Chapter 47 #2
She tries to recall everything he told her the first time she drank the Soma. She thinks of the espresso, which he insisted would stay hot—up until the moment she seized it and brought herself back into time.
She is already holding Jet’s eye, but when she gets to Point Mugu, she’ll need to seize something else, to come back into real time. Until then she can’t touch anything that isn’t already in her hands.
Using her hips to edge past her door, stepping outside her room into the common room, she sneaks toward Simon’s open door to confirm what she needs to be true.
Jet lies on his back with his eyes closed, his right hand on top of Simon’s head, which isn’t moving. It worked. They’re frozen in time. Dez has bought herself twelve hours to get to Asher, to save his life.
Carefully, with her sweater-covered elbow, Dez opens to the suite’s front door. Where she jumps backward, throwing her hands up protectively at the sight of Rafe blocking her exit.
It takes her a long, panicked moment to confirm that Rafe is frozen in time, too.
She backs away and takes him in. His dark hair is windswept, caught mid-motion the instant Dez swallowed the Soma. His fist is raised to pound on her door. His face is perfect in its stillness. But the look in his eyes is alive, ferocious.
He knows she ran from the Vault. Does he know what she’s planning on doing?
He came close, but he can’t stop her now. All she has to do is get by him, down these stairs, and the hell out of this place.
Except—
Something’s missing.
Jet’s eye. Dez’s hand is empty.
No.
She searches the floor beneath her feet, beneath Rafe’s. She gets on her knees, her palms about to sweep the hardwood when she remembers she can’t touch it. Her eyes scour the floor for her only ticket out of here, her only chance to save Asher’s life.
It’s gone.
Her chest heaves, and she feels like she might be sick. To have kept the eye safe all these months only to lose it now, when it finally matters. She looks up from the ground at Rafe, frozen, lording over her.
And she sees the eye, where it got caught in his closing fist, about to knock on her door.
She rises slowly, terrified, holding her breath. Is it over? Has Rafe finally won? If she takes the eye again, will she be seizing time, releasing Rafe back into the moment?
She doesn’t have a choice. She slowly reaches inside Rafe’s partly closed hand, taking extreme caution not to touch him.
There. She never thought it would feel so good to hold a disembodied eyeball. The eye that was already in slow, Soma time with her. The rest of the world stays frozen as she closes her eyes and extracts it from Rafe’s grip.
She clasps it in her hand and exhales.
Her body is still so close to Rafe’s, and she still has to get around him without tripping him back into time. She’s got to get out of here. But before she goes, she looks once more into the angel’s azurite eyes.
So many nights she spent with him. So much pleasure and comfort she had taken in his arms.
All a lie, if not in his words, in his body and his soul. A lie in the language of his mouth on hers.

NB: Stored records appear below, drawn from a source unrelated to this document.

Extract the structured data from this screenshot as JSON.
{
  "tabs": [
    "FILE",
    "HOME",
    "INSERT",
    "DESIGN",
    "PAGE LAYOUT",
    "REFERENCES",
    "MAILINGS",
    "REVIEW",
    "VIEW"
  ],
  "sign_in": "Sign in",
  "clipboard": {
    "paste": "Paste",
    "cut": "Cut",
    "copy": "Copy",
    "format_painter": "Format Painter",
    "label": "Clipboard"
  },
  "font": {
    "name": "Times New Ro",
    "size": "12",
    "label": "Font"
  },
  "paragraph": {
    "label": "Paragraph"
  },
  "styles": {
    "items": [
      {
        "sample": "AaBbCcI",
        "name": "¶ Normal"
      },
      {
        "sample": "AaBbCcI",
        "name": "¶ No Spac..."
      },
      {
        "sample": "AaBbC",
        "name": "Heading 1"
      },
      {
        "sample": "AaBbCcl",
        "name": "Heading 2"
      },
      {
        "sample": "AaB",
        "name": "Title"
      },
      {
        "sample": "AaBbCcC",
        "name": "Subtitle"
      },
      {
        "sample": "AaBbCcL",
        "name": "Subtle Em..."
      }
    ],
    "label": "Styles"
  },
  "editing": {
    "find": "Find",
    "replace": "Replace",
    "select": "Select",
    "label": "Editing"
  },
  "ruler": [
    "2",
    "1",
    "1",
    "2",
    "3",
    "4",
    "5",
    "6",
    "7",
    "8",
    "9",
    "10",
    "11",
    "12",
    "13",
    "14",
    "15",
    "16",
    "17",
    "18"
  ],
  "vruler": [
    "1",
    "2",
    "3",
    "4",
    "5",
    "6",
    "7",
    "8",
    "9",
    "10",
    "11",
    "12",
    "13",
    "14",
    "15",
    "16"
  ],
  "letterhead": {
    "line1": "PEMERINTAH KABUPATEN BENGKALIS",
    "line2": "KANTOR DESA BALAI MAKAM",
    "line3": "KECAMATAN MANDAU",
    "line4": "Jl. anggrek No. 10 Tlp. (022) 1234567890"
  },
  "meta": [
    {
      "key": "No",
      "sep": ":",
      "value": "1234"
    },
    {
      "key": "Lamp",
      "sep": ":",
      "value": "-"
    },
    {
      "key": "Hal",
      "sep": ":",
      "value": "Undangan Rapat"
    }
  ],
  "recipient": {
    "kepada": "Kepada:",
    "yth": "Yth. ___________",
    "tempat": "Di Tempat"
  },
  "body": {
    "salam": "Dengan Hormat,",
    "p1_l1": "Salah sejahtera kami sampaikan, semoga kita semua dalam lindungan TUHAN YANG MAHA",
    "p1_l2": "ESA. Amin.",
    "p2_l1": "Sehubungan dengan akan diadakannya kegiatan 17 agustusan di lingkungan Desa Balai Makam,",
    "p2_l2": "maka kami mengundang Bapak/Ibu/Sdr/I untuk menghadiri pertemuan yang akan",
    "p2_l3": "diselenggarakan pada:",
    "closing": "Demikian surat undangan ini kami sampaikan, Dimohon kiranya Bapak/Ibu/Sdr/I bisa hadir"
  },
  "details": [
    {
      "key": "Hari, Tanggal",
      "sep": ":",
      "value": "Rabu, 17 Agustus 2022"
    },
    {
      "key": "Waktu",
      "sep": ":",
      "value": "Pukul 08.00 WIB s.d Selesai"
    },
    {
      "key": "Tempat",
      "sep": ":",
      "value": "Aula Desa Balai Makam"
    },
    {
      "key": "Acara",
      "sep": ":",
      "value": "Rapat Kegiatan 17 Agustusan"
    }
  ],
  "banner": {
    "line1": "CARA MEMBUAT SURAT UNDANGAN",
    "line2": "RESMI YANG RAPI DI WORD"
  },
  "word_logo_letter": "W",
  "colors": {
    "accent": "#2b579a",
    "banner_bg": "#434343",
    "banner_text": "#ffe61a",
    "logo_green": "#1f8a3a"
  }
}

She hates him. And she can see in this still-life version’s eyes that he hates her, too. That if he could, he’d do anything to stop her.
She won’t let him.
She slips under his raised arm, finding herself eye level with his crotch. How she used to yearn for him. Even now she can’t help the heat that flushes her cheeks.
But she moves around him, stepping free. She leaves him there, frozen, ever about to break down her door.
She thunders down the stairs, passing Yael on the way, who is also frozen, midstep on the landing.
How strange to be the only thing in motion. She can do whatever she wants.
She rushes outside and enters the dark and eerie labyrinth. All around her, she feels the warm reaches of the ancient pomegranate trees, taken from the Garden long ago, at the height of a cosmic war.
It’s not her war. Tonight, Dez is her own army, on a single mission.
Urgency illuminates her instinctive memory of the route she took once with Rafe. Left, right, left, right, left, right.
Finally, on the other side of the labyrinth, she takes an endless flight of stairs down to a stone landing strip carved into the mountains, where fifty dark jets gleam.
All of them look the same. At first, she’s discouraged.
Why do they need all these planes anyway, if all of them can fly on their own?
How will she ever find which one is Jet’s?
Then she remembers the panel outside Rafe’s plane.
He must have let it scan his eyes to open the door. He powered the whole plane that way.
Dez runs to plane after plane, holding up Jet’s eye. Nothing happens. The access panels stay black, unchanged. Fear billows inside her. She has no idea what she’s doing, if this will even work. Worse, she has no plan B.
Her confidence ebbs as she reaches the last row, the final plane. Dez thrusts the eye to the control panel—
And the panel makes a hopeful sound. But nothing opens; nothing ignites or whirs into action.
She tries the eye again, this time holding it in the center of the panel.
Nothing.
On the edge of panic, Dez moves the angel’s disembodied eye in a circle, rolls it roughly against the panel’s glass.
And the jet bridge swings out.
“Fucking last plane,” she breathes as she bounds up the stairs and onto the jet.